Il me revient à la mémoire une des Complaintes d’Alphonse X le Sage. C’est la légende d’un moine qui, dans sa simplicité, supplia la Vierge Marie de lui laisser contempler le ciel, ne fût-ce qu’un instant. La Vierge accéda à son désir, et le bon moine fut transporté au paradis. À son retour, il ne reconnaissait aucun des habitants du monastère : sa prière, bien qu’elle lui eût paru très brève, avait duré trois siècles. Trois siècles, ce n’est rien pour un cœur amoureux. C’est ainsi que je m’explique les deux mille ans d’attente du Seigneur dans l’Eucharistie : c’est l’attente de Dieu, qui aime les hommes, qui nous cherche, qui nous aime tels que nous sommes — limités, égoïstes, inconstants — mais capables de découvrir sa tendresse infinie et de nous donner entièrement à lui. […]

Miracle d’amour. C’est vraiment le pain des enfants : Jésus, le Premier Né du Père Éternel, s’offre à nous en nourriture. Et c’est le même Jésus-Christ qui nous fortifie ici-bas et qui nous attend dans le ciel en tant que commensaux, cohéritiers et concitoyens ; en effet ceux qui se nourrissent du Christ mourront de la mort terrestre et temporelle, mais vivront éternellement, parce que le Christ est la vie impérissable.

[…] Jésus se cache dans le très Saint-Sacrement de l’autel pour que nous osions nous approcher de lui, pour être notre nourriture, afin que nous ne fassions qu’un avec lui. Quand il a dit sans moi vous ne pouvez rien, il n’a pas condamné le chrétien à l’inefficacité, et ne l’a pas contraint à une quête ardue et difficile de sa Personne. Il est reste parmi nous, totalement disponible.

Lorsque nous nous réunissons devant l’autel tandis qu’est célébré le saint Sacrifice de la messe, lorsque nous contemplons la sainte Hostie exposée dans l’ostensoir, ou que nous l’adorons, cachée dans le tabernacle, nous devons raviver notre foi, penser à cette existence nouvelle qui vient à nous, et nous émouvoir de l’affection et de la tendresse de Dieu. […]

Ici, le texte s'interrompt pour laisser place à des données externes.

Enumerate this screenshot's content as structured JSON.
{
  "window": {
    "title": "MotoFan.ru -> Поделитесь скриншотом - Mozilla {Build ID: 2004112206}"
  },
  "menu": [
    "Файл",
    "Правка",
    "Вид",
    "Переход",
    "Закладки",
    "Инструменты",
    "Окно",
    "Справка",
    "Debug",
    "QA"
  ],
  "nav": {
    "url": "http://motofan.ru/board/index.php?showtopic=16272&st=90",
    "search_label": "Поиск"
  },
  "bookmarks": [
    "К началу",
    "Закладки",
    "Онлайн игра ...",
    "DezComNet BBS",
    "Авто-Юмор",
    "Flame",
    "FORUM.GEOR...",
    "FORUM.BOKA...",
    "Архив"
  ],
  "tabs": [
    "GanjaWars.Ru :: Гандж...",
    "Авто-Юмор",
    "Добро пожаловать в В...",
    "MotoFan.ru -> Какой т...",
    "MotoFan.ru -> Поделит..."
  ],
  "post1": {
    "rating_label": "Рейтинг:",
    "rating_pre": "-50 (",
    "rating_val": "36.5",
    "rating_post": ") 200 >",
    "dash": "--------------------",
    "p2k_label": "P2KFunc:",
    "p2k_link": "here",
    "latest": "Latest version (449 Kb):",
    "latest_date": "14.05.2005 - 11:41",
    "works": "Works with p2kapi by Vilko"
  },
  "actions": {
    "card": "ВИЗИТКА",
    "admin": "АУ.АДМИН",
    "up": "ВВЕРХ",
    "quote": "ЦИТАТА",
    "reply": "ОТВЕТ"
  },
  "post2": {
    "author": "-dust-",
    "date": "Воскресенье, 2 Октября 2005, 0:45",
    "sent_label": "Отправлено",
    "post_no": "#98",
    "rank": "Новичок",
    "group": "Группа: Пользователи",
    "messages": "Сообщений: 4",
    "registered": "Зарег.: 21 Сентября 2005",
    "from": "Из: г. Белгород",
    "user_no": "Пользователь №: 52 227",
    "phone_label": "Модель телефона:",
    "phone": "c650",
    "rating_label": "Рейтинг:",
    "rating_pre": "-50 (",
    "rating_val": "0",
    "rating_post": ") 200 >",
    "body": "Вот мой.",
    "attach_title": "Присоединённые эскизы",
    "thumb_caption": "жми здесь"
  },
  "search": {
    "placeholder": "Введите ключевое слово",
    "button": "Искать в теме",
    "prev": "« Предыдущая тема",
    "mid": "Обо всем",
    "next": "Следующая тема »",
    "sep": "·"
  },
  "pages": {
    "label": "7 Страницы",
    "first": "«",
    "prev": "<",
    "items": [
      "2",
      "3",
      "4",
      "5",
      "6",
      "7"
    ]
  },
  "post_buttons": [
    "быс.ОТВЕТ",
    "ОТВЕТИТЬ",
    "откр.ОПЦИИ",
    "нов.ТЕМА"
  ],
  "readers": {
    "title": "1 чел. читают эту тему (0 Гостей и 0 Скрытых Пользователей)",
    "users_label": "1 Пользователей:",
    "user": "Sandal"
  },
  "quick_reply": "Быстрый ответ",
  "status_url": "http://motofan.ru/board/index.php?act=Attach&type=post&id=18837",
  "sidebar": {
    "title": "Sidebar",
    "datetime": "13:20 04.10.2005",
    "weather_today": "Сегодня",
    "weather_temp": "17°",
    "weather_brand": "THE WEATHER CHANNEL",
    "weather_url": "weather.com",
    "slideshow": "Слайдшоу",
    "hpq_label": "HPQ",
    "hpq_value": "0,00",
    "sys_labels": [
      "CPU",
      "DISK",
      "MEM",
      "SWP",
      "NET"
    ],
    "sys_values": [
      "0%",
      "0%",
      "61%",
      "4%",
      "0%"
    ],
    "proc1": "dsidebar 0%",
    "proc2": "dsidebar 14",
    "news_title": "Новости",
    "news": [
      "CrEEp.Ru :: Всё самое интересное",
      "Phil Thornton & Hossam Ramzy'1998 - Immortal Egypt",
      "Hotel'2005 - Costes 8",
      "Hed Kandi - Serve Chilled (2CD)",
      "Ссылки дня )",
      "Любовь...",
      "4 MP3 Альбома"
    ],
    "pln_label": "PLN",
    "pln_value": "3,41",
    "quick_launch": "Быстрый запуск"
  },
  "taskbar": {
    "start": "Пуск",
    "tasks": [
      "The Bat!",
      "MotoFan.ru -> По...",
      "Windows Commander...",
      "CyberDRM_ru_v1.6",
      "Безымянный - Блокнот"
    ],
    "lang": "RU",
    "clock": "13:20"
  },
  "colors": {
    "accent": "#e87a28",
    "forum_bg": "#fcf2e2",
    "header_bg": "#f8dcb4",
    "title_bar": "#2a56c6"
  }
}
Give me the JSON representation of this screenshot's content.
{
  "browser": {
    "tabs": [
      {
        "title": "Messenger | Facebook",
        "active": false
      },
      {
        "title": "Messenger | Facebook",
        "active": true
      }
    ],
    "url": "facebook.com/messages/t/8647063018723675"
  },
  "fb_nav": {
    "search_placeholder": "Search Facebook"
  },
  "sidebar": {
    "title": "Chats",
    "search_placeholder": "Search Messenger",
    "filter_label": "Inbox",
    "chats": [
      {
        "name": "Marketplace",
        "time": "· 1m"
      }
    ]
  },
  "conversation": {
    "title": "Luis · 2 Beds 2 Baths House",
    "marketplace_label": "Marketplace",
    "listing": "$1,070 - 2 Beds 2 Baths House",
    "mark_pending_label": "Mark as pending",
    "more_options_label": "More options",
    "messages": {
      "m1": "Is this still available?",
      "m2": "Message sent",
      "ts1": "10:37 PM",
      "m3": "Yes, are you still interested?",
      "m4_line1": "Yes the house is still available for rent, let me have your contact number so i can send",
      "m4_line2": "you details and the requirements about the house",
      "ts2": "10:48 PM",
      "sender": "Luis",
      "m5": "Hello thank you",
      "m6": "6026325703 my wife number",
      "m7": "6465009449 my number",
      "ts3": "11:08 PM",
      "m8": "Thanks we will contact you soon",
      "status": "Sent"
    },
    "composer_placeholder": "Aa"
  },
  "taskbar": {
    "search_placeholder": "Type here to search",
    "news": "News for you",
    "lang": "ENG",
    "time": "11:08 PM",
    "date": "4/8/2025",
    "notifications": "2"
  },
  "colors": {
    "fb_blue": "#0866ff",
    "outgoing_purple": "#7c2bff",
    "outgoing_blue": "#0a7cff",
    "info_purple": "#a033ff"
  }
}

Je vous dirai que le tabernacle a toujours été pour moi comme Béthanie, cet endroit tranquille et paisible où se trouve le Christ, où nous pouvons lui raconter nos préoccupations, nos souffrances, nos espérances et nos joies, avec la simplicité et le naturel avec lesquels lui parlaient ses amis, Marthe, Marie et Lazare. C’est pourquoi, quand je parcours les rues d’une ville ou d’un village, je me réjouis de découvrir, même de loin, la silhouette d’une église ; c’est un nouveau tabernacle, une occasion de plus de laisser l’âme s’échapper, pour être, par le désir, à côté du Seigneur présent dans le saint-sacrement.